Ainda que pareça uma maratona épica para atletas, a rota sugerida foi pensada como uma aventura light para turistas com condicionamento físico razoável. Afinal, de norte a sul do país, apenas 200 quilômetros separam Zurique, principal ponto de chegada de voos internacionais, e a charmosa cidade de Lugano, onde a Suíça faz fronteira com a Itália.
Depois de conferir que as caminhadas não seriam super íngremes e que as estradas das ciclovias escolhidas eram planas e sem grandes subidas, aceito o desafio. Teria minha primeira experiência com bicicleta elétrica — o que, confesso, dava algum frio na barriga, uma vez que sou acostumado apenas a esporádicas pedaladas urbanas a lazer. Mas conheceria a Suíça de uma forma original.
A primeira vez na bike elétrica
Cadê os picos nevados e as montanhas verdes habitadas por vaquinhas felizes, como vemos nas embalagens dos chocolates suíços? Começar a experiência em um dia chuvoso não é a estreia que sonhei, ainda mais para minha primeira pedalada em uma e-bike.

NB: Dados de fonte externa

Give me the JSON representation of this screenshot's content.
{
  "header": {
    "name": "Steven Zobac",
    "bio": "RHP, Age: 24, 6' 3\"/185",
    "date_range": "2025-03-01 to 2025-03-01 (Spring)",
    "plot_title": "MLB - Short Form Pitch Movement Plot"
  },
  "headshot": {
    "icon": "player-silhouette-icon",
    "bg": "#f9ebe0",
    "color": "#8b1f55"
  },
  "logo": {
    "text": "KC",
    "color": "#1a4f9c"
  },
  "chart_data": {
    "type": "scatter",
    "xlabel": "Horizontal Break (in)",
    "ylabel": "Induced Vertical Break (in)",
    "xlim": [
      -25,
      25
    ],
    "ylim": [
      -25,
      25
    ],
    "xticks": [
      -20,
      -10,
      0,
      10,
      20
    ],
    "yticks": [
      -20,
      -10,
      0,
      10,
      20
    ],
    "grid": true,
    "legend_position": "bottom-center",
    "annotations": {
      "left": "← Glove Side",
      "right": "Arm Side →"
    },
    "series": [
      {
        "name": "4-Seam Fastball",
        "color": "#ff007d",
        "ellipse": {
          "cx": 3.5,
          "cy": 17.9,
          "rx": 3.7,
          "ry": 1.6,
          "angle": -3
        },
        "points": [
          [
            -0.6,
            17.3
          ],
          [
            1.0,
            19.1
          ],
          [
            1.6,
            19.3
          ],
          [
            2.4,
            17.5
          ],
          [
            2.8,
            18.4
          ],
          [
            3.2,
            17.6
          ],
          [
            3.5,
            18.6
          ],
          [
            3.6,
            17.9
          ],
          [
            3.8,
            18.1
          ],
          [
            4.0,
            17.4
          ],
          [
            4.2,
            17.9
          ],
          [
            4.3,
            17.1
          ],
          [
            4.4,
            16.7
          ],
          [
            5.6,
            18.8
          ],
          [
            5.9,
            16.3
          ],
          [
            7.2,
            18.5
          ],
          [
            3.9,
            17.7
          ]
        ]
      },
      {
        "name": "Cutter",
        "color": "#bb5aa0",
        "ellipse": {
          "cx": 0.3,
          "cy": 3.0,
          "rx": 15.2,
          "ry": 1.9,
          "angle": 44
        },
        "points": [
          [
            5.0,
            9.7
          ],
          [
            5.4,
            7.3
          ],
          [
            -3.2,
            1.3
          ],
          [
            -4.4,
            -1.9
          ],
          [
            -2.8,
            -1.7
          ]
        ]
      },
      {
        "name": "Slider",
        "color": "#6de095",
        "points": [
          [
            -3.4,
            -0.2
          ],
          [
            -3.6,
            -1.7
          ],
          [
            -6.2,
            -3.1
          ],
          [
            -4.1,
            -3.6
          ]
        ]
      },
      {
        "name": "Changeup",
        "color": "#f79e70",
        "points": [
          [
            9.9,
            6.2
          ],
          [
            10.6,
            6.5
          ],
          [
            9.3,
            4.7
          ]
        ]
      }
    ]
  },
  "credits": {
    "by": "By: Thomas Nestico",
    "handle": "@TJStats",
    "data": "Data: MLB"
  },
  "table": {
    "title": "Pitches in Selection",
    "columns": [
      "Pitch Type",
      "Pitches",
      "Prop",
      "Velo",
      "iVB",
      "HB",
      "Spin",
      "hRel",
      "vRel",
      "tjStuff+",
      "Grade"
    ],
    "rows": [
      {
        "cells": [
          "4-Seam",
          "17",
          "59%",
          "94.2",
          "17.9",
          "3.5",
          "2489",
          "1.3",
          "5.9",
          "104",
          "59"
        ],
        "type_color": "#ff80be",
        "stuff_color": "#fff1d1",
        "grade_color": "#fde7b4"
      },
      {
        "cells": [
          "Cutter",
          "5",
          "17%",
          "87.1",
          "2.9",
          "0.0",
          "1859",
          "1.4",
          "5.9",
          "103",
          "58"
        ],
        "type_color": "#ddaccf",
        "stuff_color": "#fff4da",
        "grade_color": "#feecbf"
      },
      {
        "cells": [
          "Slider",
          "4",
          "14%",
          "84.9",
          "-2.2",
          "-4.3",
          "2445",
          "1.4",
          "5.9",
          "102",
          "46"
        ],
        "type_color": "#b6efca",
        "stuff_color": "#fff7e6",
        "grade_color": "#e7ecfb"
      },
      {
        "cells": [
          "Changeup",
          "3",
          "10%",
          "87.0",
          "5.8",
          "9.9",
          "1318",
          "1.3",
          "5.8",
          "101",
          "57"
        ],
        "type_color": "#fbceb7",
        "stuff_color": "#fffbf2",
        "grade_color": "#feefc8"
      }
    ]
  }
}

Uma Zurique com céu cinza-chumbo recebe a mim e ao meu grupo de 11 viajantes estrangeiros e dois guias em uma manhã do outono europeu. Viajar na baixa temporada e evitar as muvucas do verão é uma das práticas recomendadas para um turismo mais sustentável. Mas a chuva não estava no script.
Com roupas impermeáveis, saímos caminhando do ponto de encontro no hotel Züri by Fassbind para inaugurar os bilhetes digitais Swiss Travel Pass (passe nacional que permite viajar por trens, ónibus e até barcos, além dos meios locais de transporte nas cidades) que vão nos levar até as bikes.
A chuva nos obriga a trocar o local da partida para a vizinha cidade de Zug, a 30 quilômetros. Pegamos as bicicletas e aprendo a acionar os controles para três velocidades, confiro que a bateria está recarregada e constato que a bike elétrica é mais pesada do que as comuns.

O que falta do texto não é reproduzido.